CAD cross Mobile

Although SolidWorks hasn’t been considered a technological backwater for some time, I fear the day is not far away when even Dassault will start calling it that. Pay close attention to how DS describes the current SolidWorks product today. Today they want you to believe what you have always believed: that SolidWorks will always exist. When SW V6 hits, their tune will change.

They need to play this one carefully. They will want to sell you the new software by making you understand that the old software is now obsolete, but of course they can’t say that the old software is obsolete. I think people will be confused by the message, because SolidWorks will likely be saying one thing, but meaning the exact opposite. Like nodding your head and saying “no” at the same time, that kind of lying takes practice.

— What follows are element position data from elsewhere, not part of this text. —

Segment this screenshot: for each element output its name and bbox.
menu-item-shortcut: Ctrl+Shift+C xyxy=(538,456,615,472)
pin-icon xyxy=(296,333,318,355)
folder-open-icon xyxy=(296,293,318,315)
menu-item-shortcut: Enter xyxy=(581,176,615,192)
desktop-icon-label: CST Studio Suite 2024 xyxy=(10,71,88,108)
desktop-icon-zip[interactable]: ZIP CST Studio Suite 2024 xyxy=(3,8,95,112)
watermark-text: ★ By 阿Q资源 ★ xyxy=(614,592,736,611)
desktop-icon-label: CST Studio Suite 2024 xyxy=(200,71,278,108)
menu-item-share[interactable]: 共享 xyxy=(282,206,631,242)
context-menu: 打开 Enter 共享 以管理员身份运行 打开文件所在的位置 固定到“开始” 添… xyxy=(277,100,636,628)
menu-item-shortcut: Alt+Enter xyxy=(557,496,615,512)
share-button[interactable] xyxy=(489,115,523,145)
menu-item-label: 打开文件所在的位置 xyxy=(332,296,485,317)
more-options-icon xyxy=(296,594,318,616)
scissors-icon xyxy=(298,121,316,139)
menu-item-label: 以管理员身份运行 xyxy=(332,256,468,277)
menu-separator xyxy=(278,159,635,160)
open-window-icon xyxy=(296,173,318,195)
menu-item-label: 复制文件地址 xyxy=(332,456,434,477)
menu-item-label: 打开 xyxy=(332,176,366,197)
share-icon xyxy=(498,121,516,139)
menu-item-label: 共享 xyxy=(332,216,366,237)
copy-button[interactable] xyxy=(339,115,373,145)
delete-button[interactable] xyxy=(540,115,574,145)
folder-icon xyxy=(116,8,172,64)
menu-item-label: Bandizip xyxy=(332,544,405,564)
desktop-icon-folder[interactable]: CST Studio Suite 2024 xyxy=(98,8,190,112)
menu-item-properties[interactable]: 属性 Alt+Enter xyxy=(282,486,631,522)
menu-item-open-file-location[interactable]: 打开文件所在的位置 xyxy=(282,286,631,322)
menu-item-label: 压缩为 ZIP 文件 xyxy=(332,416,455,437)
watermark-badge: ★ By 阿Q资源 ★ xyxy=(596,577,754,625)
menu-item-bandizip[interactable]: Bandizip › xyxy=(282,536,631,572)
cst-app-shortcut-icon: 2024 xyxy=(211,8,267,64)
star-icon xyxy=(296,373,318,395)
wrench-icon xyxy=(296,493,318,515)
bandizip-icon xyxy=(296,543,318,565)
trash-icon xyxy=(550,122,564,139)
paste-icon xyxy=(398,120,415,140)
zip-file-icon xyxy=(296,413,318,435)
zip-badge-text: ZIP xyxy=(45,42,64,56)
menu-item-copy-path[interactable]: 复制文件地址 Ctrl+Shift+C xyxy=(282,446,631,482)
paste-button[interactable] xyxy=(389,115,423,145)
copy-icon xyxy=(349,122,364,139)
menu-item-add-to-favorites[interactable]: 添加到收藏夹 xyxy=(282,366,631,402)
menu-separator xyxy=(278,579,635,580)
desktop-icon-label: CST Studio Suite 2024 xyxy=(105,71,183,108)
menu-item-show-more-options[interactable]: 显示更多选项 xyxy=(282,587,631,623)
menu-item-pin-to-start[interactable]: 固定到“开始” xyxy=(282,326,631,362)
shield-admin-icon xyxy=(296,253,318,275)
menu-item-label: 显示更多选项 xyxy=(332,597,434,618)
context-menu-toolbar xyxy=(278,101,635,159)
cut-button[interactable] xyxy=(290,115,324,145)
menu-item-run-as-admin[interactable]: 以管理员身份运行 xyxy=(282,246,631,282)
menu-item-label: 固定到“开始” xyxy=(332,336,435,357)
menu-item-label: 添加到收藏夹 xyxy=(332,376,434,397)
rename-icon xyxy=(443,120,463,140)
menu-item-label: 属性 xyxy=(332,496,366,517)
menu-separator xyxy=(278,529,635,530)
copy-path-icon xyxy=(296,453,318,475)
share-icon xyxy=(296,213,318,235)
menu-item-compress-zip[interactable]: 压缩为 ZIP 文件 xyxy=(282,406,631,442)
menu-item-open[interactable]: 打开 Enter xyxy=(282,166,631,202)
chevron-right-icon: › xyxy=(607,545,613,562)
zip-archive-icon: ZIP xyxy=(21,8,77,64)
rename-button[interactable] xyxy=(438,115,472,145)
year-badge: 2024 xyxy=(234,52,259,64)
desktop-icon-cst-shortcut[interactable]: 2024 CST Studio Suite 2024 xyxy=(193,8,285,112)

Do you remember the days, say 1999, getting ready for the Y2K bug, and watching internet marketing explode? There were a lot of people who invented new stuff, and anything they could do to connect any product with the internet in whatever way possible was considered marketing brilliance. Of course we all know how that turned out. The bubble of “irrational exuberance” burst, and ideas that had more exuberance than substance quickly fell apart. Connecting CAD to the web made real sense only in some limited ways. We still have a Web toolbar in SolidWorks, with all the usefulness of a coccyx, as a reminder of that time.

So there is a lot of reason to be cynical about the feeding frenzy developing around marketing the cloud and mobile technology. Mobile phones have been an incredibly successful market, especially if you count tablets as big phones you can’t make calls with. They are all just mobile computers. We’re supposed to have quad core devices in the 1.5 GHz range by the end of winter. It makes me sick to think of wasting all that mobile compute power on angry birds and facebook.

Even these devices use primarily local apps, and local data.  Why? Mobile devices are putting very powerful processors right in the palm of your hand, with the local processing power far outstripping the remote data transfer rates, even at 4G speeds. Maybe more important than the power of the hardware are the monthly data quotas. Cloud is going to be limited to “stuff you want to give away”, and applications for widely distributed data, as long as the data isn’t that big. Stuff like Facebook, YouTube, Twitter – all stuff you put there because you want other people to see it. That’s the point, and that’s the strength of the cloud.

The main limiting factor for going mobile with CAD (besides the hard data limits) are the display and the power source. You need a display large enough to do real work on, which is going to require a “sit down” sized power supply (wall socket). Even if we get mobile projectors, batteries cannot keep up with the power requirements we can invent. Power consumption on mobile chips is coming way down, but again battery life is still the biggest complaint about smartphones, especially ones with fast data transfer (4G) and big screens.

What’s the intersection between CAD and mobile devices? It will probably start with viewers and markup. There have been some 2D sketchers available for some time. I think SolidWorks is missing a huge opportunity by not having a mobile version of eDrawings already, especially in light of n!Fuze being such a dud. Siemens Teamcenter already has a Mobility app to give you mobile access to product data. CAD developers need to stop ignoring Android.

I personally think that CAD and a touch interface are going to work well together, once we get tablets/touch monitors into the 20″+ range that can sit in your lap, or at the level of a desktop keyboard. Over a year ago, I linked to a video of someone running SolidWorks from an Android using a remote desktop app linked to a pc. It’s crude, and certainly not the way anyone will want to spend 8 hours a day. But it does give you crazy super powers from anywhere with bars (cell signal bars, that is). While I’m a big believer in touch interfaces, I really dislike gesture-based interfaces, its a lot of silly motion that you often have to repeat to get the device to understand. I still want to touch an interface element of some kind. The combination of touch and direct edit will be sweet indeed.

4 Replies to “CAD cross Mobile”

  1. I’ve been lobbying for an iPad eDrawings client for more than a year now. It seems to be such a no-brainer. Autodesk gets it. Siemens gets it. And I know there’s another major player working on an iPad viewer/markup client as well.

  2. Oh, how I yearn for an iPad edrawings client… But I know they’ll screw it up, like make you connect to some cloud server and not just open email attachments.